Our results were supportive of a correlation between positive IgG4 staining with food bolus obstruction, dysphagia to solids, and fixed rings. However, no correlation was found between positive IgG4 staining with elongated papillae, eosinophilic microabscesses, basal cell hyperplasia, white plaques, longitudinal furrows, or the presence of a stricture. Little data currently exist for comparison.

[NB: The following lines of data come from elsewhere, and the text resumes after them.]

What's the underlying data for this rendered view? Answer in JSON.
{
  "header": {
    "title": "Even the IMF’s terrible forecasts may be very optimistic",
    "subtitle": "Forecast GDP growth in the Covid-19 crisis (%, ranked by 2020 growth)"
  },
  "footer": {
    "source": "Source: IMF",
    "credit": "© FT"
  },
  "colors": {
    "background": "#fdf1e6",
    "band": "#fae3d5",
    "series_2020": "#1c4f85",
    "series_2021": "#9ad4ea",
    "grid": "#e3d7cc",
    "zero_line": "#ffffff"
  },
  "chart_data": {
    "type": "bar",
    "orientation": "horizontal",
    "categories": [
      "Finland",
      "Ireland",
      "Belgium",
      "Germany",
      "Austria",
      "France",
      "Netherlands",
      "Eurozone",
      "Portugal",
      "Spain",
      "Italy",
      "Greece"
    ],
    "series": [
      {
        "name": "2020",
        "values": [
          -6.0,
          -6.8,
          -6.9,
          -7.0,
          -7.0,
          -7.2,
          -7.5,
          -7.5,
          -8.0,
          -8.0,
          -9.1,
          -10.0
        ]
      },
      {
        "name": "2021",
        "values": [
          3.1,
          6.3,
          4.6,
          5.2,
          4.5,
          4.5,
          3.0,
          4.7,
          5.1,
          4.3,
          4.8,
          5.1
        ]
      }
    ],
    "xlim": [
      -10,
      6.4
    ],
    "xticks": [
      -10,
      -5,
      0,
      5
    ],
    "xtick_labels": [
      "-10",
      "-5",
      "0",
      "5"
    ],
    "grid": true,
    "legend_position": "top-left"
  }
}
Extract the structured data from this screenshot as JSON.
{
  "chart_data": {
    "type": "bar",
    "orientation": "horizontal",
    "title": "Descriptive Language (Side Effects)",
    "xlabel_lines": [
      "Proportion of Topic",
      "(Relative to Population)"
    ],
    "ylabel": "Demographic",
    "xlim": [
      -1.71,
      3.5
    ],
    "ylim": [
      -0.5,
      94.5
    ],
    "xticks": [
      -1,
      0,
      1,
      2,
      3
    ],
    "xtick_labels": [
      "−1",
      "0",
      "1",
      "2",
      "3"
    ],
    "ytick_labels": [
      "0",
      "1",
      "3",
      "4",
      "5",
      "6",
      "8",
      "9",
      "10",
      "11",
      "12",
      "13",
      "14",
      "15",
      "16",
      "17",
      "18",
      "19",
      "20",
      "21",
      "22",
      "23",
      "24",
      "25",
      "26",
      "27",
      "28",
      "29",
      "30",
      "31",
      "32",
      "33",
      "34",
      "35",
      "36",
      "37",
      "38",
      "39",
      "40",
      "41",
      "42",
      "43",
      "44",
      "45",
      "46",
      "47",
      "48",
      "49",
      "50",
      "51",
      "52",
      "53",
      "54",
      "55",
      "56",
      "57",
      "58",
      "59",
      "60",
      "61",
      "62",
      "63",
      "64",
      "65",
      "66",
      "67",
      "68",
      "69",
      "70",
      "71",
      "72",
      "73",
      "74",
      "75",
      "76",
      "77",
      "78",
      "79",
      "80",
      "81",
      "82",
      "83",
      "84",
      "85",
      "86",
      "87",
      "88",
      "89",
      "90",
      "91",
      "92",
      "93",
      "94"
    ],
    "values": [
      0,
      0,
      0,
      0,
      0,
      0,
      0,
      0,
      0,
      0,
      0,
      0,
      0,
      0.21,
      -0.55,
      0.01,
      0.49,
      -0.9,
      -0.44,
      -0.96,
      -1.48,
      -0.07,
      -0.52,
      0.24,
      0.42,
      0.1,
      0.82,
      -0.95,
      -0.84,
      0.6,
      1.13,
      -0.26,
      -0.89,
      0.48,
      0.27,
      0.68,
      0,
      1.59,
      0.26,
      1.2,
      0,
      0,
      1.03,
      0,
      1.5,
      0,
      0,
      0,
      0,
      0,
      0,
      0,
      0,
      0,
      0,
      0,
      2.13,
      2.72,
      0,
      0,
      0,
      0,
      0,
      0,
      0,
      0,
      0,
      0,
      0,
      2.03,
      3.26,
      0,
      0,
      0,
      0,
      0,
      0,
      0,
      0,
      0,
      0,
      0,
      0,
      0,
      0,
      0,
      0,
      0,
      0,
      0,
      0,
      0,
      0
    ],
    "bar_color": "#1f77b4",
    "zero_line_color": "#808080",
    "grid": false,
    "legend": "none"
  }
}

A study using a cohort of both adults and children with EoE showed a strong association between distal IgG4 staining and basal zone hyperplasia (P 0.003).15 Pediatric EoE patients with active esophagitis have been shown to be associated with increased levels of IgG4‐positive plasma cells, particularly in those with a food allergy.13 Esophageal IgG4 levels in children have also been found to correlate with peak eosinophil count; mean histologic grade; and esophageal IL4, IL13, and IL10 and had strong associations with a subset of the EoE transcriptome.16 As our study cohort consists purely of adults, comparisons with the aforementioned studies may not be appropriate as the EoE disease process has been shown to be different in adults and children, with progression from an inflammatory to a fibrostenotic phenotype.19, 20

Although a limitation of our study is its retrospective nature, cases were included from a pre‐existing database of EoE and GERD patients selected based on strict criteria listed above. The paper and electronic medical records of these cases were also examined to ensure that the inclusion criteria were fulfilled.

Conclusion

In conclusion, the prevalence of positive IgG4 staining in esophageal biopsy specimens of EoE patients is significantly higher than GERD and can be used as an adjunct to help differentiate between the two entities. More studies are required to determine the exact role of IgG4 in the pathogenesis and treatment of EoE.

Declaration of conflict of interest: No conflict of interest to disclose from all authors.